The project is indeed interesting, but there are two problems with the paper:

• The authors should have been more explicit in describing the aims, as the Methodology appears to flow into the Results. No aim is stated in the Introduction, so the Methodology appears very brief, and, when reading the Results, there is uncertainty just how much of this is methodology and how much is results. The structure makes more sense if one realises that it is an exploratory study into the technical feasibility of such a system, rather than a test to see the educational and training outcomes of the system.

• The date of the research. I could not see anything in the paper giving a date, and so understood it to be relatively recent. In the Notes on Contributors, however, the authors write “This work was carried out over a decade ago but the data files were lost. This report is based on resurrected data.” Given that this paper is dealing with technology, and is published in the category of “Description of a new education method or tool”, I’m afraid that a reader would feel terribly misled. To report on a project more than 10 years old, in a category of “new education method” is terribly misleading. The authors really should have stated the age of the project upfront, and have chosen a different category, or could have followed up with more recent data.

So, while the paper does make interesting reading, it is mainly from a technologically historical point of view.
Meghana Sudhir - (30/05/2018)
This is a study worth exploring. The authors tried to find out the use of haptic simulators for teaching surgical procedures or skills training remotely. They designed and implemented a system that was modular and mobile which helped them to use this remotely.

Haptics was always a concern in manikins and software based simulation. This study was trying to design procedures with feel. This mode of simulation is useful when there are multiple centers to manage as well as centers which are geographically dispersed without compromising with the learning outcome.
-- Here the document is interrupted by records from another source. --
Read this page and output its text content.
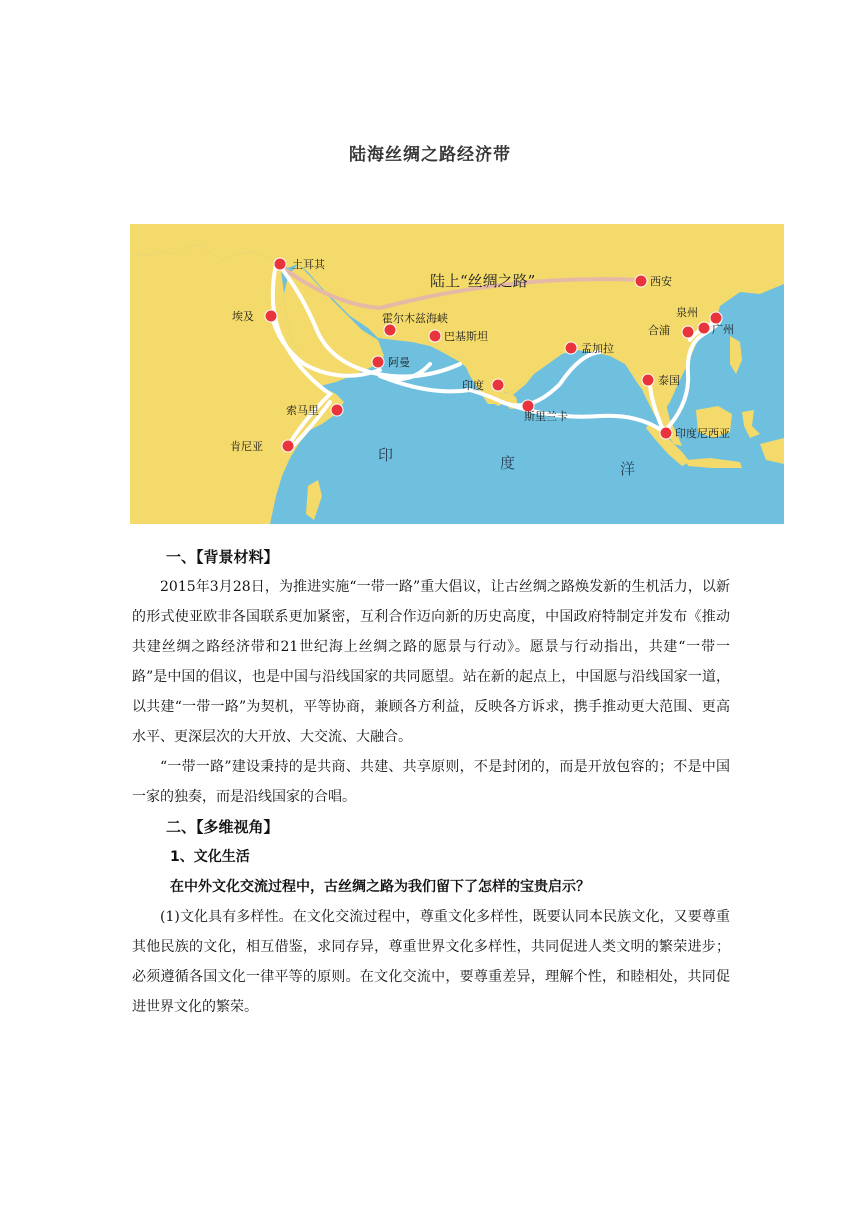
陆海丝绸之路经济带
土耳其
西安
埃及	霍尔木兹海峡
巴基斯坦
泉州
合浦	广州
阿曼
孟加拉
泰国
印度
索马里	斯里兰卡
印度尼西亚
肯尼亚
陆上“丝绸之路”
印	度	洋

一、【背景材料】

2015年3月28日，为推进实施“一带一路”重大倡议，让古丝绸之路焕发新的生机活力，以新的形式使亚欧非各国联系更加紧密，互利合作迈向新的历史高度，中国政府特制定并发布《推动共建丝绸之路经济带和21世纪海上丝绸之路的愿景与行动》。愿景与行动指出，共建“一带一路”是中国的倡议，也是中国与沿线国家的共同愿望。站在新的起点上，中国愿与沿线国家一道，以共建“一带一路”为契机，平等协商，兼顾各方利益，反映各方诉求，携手推动更大范围、更高水平、更深层次的大开放、大交流、大融合。

“一带一路”建设秉持的是共商、共建、共享原则，不是封闭的，而是开放包容的；不是中国一家的独奏，而是沿线国家的合唱。

二、【多维视角】

1、文化生活

在中外文化交流过程中，古丝绸之路为我们留下了怎样的宝贵启示？

(1)文化具有多样性。在文化交流过程中，尊重文化多样性，既要认同本民族文化，又要尊重其他民族的文化，相互借鉴，求同存异，尊重世界文化多样性，共同促进人类文明的繁荣进步；必须遵循各国文化一律平等的原则。在文化交流中，要尊重差异，理解个性，和睦相处，共同促进世界文化的繁荣。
The cost for developing as well as software license seems to be expensive. The expertise of the staff managing this system is not mentioned. There need to be trained staff to manage the simulation remotely. It is mentioned that "distances in the north are great". What does that mean?

The authors shared their experience which can help shape other areas in simulation.

James Fraser - (13/04/2018) Panel Member Icon
This is an interesting paper which introduces a new method for the learning of minimally invasive procedures which require the clinician to interpret sensory feedback to adjust their performance of the skill. This could have application to a range of skills and it would be interesting to hear of any long term evaluations or adoption to other skills. Providing adequate opportunities for skill development or re assessments of competency to distributed students and clinicians is as challenge for many countries and this paper will be of interest for those involved in undergraduate and postgraduate training.
Nandalal Gunaratne - (05/04/2018)
Very interesting. Since this was done 10 years ago, I would presume things have improved and become less costly. Perhaps AI will replace the need of a human teacher and would give tireless repeated feedback. GitHub, H3D and Open haptics are open source software tools that have become available that I just found on a search.